Civitas Dei Summer Fellowship:
Faith, Reason, and the State

SPONSORED BY THE INSTITUTE FOR HUMAN ECOLOGY AND THE THOMISTIC INSTITUTE

 

 

The Civitas Dei Summer Fellowship (sponsored by the Thomistic Institute and the Institute for Human Ecology) supports rising scholars seeking to better understand the Catholic intellectual tradition. This summer’s program will examine the search for happiness as a fundamental end of the person and the polis. Applications will be accepted from graduate students and advanced undergraduates in all disciplines.

The week-long seminar will introduce students to foundational themes in philosophy, political theory, and theology, dealing with law, personhood, political life, and the search for happiness. The focus will be an introduction to foundations of political and moral theory of Augustine, Aquinas, and modern constitutional jurisprudence. The program will include visits to institutions in Washington, DC, as well as encounters with outstanding Catholic public figures. The seminar is an excellent way to think theoretically about the intersection of political theory, moral principles, and practical engagement, in the heart of the nation’s capital.

View images from last year’s Fellowship here.
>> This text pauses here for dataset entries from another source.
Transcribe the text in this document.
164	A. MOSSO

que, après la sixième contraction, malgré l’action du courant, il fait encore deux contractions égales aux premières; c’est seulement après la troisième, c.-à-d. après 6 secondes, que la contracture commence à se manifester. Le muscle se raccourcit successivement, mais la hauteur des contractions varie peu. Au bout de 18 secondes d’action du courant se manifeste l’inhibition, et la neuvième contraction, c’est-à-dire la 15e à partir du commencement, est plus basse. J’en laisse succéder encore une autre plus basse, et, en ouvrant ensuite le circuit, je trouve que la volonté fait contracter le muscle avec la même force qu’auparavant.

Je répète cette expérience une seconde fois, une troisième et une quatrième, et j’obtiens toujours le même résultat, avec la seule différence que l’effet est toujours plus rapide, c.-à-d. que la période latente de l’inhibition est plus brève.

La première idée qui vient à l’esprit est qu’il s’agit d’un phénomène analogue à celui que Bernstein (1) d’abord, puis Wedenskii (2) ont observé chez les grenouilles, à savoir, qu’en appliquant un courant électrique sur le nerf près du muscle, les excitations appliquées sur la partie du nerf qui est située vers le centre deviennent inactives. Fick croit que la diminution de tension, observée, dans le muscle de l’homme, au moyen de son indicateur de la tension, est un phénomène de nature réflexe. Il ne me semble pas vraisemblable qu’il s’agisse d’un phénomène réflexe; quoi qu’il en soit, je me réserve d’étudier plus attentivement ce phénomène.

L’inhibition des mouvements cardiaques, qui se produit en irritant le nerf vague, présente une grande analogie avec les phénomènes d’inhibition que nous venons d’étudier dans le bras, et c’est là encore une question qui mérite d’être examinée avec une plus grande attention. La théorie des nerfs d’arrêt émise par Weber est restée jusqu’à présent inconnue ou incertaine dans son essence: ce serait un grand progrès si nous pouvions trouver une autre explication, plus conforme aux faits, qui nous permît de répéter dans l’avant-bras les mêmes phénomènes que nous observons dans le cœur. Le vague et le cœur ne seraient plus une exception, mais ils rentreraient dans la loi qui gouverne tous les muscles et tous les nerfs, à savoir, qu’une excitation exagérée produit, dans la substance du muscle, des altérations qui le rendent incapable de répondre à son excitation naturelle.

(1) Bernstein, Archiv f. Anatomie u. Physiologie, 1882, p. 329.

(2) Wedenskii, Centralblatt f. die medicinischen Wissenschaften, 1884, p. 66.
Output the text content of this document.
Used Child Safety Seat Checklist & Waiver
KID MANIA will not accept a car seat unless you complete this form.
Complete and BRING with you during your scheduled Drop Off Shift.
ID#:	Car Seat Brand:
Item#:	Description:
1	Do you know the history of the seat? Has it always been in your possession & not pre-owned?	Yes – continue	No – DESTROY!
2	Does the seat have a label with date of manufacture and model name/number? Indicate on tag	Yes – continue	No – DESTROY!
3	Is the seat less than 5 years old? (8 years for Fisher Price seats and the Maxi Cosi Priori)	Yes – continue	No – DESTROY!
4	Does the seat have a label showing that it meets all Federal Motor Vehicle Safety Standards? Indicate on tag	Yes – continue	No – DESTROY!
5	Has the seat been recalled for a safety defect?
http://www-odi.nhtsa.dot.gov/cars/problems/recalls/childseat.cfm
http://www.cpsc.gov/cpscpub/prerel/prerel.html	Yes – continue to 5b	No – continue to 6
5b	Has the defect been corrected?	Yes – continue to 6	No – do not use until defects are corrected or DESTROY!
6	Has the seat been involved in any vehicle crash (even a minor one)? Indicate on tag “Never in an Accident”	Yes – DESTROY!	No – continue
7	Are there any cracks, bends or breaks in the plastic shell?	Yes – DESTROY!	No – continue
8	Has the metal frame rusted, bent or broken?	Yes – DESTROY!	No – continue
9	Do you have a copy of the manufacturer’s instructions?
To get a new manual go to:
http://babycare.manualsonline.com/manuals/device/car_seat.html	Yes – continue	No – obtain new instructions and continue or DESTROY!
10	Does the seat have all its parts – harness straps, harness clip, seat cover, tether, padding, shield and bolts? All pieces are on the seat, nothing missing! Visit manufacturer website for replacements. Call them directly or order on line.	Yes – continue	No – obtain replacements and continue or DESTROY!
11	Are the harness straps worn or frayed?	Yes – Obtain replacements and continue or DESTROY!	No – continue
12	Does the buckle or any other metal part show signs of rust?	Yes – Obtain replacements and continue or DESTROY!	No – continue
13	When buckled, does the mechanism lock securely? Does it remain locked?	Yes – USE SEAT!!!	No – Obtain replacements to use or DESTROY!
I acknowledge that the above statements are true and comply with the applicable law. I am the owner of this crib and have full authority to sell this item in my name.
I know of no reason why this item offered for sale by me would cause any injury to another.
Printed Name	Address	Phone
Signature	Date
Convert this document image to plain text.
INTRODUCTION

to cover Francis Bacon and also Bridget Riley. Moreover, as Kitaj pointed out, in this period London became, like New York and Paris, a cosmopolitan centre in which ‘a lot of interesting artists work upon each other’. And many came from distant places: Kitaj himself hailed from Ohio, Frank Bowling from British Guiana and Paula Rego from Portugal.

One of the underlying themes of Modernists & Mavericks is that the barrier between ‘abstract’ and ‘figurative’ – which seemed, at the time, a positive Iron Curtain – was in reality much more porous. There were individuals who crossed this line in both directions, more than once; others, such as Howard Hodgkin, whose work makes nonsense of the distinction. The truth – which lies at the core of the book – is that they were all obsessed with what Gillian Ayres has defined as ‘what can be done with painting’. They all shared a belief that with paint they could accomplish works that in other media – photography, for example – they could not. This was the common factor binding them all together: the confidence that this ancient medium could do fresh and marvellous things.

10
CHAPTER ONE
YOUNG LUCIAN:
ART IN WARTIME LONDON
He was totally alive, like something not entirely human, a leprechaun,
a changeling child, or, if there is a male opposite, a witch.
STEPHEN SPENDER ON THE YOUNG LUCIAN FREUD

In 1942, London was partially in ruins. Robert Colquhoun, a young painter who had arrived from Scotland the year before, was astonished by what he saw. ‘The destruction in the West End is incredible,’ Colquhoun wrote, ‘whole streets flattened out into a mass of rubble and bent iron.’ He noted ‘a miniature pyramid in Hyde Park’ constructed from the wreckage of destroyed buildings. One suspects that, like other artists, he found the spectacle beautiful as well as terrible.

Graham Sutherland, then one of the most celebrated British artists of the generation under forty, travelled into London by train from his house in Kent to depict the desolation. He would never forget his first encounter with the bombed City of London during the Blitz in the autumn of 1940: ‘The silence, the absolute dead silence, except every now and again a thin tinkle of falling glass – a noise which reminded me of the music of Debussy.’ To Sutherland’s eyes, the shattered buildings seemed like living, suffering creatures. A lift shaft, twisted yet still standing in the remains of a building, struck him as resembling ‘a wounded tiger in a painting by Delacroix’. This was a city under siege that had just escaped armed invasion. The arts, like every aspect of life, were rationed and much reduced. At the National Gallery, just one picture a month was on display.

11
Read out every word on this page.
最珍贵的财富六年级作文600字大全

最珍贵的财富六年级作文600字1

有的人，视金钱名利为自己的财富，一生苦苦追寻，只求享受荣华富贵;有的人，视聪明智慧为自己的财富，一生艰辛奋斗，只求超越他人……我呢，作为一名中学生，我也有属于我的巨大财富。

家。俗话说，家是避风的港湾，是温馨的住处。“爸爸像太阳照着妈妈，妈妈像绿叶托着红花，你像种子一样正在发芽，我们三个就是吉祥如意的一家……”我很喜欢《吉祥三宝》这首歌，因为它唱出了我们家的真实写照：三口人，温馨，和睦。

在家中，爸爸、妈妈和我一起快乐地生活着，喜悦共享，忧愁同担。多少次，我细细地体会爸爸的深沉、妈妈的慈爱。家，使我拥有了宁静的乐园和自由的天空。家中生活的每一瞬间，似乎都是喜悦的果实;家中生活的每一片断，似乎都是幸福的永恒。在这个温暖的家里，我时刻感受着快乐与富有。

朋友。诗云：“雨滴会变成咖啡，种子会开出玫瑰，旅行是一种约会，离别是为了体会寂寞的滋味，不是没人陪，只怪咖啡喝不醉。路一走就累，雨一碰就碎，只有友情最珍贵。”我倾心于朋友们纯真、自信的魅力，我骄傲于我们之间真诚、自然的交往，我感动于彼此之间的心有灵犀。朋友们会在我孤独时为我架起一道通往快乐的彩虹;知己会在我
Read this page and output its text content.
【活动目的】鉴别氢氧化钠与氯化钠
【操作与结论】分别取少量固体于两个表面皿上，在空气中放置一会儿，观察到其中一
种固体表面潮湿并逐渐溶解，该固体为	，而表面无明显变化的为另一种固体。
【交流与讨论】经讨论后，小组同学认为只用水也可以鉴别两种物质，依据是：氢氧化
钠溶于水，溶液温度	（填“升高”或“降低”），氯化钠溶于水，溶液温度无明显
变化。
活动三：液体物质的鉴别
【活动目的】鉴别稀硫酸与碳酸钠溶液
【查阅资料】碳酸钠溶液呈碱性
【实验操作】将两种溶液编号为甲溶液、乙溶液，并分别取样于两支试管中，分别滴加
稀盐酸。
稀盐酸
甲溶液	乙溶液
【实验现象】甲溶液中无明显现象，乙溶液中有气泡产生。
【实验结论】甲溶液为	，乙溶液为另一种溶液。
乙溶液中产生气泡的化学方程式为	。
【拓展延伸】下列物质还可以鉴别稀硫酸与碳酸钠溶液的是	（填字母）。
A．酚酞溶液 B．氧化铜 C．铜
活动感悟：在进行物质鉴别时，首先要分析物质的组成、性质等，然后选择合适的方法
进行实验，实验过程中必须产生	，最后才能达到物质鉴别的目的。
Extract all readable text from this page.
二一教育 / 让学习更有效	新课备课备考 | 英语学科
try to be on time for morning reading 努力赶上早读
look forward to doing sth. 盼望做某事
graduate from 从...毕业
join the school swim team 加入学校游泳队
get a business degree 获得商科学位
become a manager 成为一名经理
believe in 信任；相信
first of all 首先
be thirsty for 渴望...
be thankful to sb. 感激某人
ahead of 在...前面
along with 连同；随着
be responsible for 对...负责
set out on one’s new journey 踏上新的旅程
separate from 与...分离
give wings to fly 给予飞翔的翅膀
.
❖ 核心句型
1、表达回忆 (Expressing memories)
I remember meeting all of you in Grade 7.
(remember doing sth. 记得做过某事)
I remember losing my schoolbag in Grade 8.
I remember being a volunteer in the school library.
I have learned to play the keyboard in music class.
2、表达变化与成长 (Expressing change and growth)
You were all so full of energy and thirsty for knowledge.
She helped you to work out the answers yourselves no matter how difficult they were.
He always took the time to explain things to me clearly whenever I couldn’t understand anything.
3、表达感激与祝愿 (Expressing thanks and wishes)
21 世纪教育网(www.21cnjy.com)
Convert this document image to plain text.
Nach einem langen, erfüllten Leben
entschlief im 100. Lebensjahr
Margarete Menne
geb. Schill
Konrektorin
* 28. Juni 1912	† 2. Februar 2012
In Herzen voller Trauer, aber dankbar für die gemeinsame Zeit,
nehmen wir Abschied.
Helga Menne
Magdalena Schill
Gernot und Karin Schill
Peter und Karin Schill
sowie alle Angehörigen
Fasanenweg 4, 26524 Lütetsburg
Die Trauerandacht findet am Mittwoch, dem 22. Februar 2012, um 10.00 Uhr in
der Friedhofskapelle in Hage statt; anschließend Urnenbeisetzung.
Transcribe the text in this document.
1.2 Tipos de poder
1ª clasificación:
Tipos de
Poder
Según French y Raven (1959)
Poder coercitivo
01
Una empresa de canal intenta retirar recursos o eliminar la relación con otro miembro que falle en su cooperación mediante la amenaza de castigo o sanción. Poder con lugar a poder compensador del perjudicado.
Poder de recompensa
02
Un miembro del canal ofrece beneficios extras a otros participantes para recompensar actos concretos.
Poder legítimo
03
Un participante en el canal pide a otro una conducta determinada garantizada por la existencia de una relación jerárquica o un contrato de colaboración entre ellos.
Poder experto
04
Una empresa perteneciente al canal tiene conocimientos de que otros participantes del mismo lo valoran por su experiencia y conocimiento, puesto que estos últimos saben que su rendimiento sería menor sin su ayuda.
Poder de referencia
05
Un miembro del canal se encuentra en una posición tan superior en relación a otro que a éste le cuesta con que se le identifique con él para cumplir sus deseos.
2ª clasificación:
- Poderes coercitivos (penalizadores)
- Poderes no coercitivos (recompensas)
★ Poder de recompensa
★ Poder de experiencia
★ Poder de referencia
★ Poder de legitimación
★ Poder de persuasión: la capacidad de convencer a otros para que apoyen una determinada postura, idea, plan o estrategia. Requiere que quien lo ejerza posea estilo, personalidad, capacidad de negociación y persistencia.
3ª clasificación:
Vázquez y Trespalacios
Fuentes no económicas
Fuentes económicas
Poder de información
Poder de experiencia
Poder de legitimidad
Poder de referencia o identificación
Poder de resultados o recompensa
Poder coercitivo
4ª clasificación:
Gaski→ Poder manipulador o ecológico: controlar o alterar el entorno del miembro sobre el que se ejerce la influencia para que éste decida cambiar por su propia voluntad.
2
Due to COVID-19, Civitas Dei 2020 will be held online in a modified format. 

Speakers

Father Dominic Legge, O.P.
Assistant Professor of Systematic Theology 
Dominican House of Studies

Fr. Dominic Legge, O.P., is the Director of the Thomistic Institute and Assistant Professor in Systematic Theology at the Pontifical Faculty of the Immaculate Conception in Washington, D.C. He holds a J.D. from Yale Law School, a Ph.L. from the School of Philosophy of the Catholic University of America, and a doctorate in Sacred Theology from the University of Fribourg in Switzerland. He entered the Order of Preachers in 2001, after having practiced constitutional law for several years as a trial attorney for the U.S. Department of Justice. He has also taught at The Catholic University of America Law School and at Providence College. He is the author of The Trinitarian Christology of St. Thomas Aquinas (Oxford University Press, 2016).

 

 

V. Bradley Lewis
Associate Professor of Philosophy, The Catholic University of America Faculty Fellow of The Institute for Human Ecology

V. Bradley Lewis is an associate professor of philosophy.Dr. Lewis specializes in political and legal philosophy. He has written articles on the political thought of Plato and Aristotle and on some figures in the neo-Thomist tradition, as well as on the topics of public reason and religious freedom.

 

 

Adrian Vermeule
Ralph S. Tyler, Jr. Professor of Constitutional Law
Harvard Law School

Adrian Vermeule is the Ralph S. Tyler, Jr. Professor of Constitutional Law. Before coming to the Law School, he was the Bernard D. Meltzer Professor of Law at the University of Chicago. The author or co-author of nine books, most recently Law’s Abnegation: From Law’s Empire to the Administrative State (2016), The Constitution of Risk (2014) and The System of the Constitution (2012). He was elected to the American Academy of Arts and Sciences in 2012. His research focuses on administrative law, the administrative state, the design of institutions, and constitutional theory. Having grown up in Cambridge and attended Harvard College ’90 and Harvard Law School ’93, Vermeule lives in Cambridge still.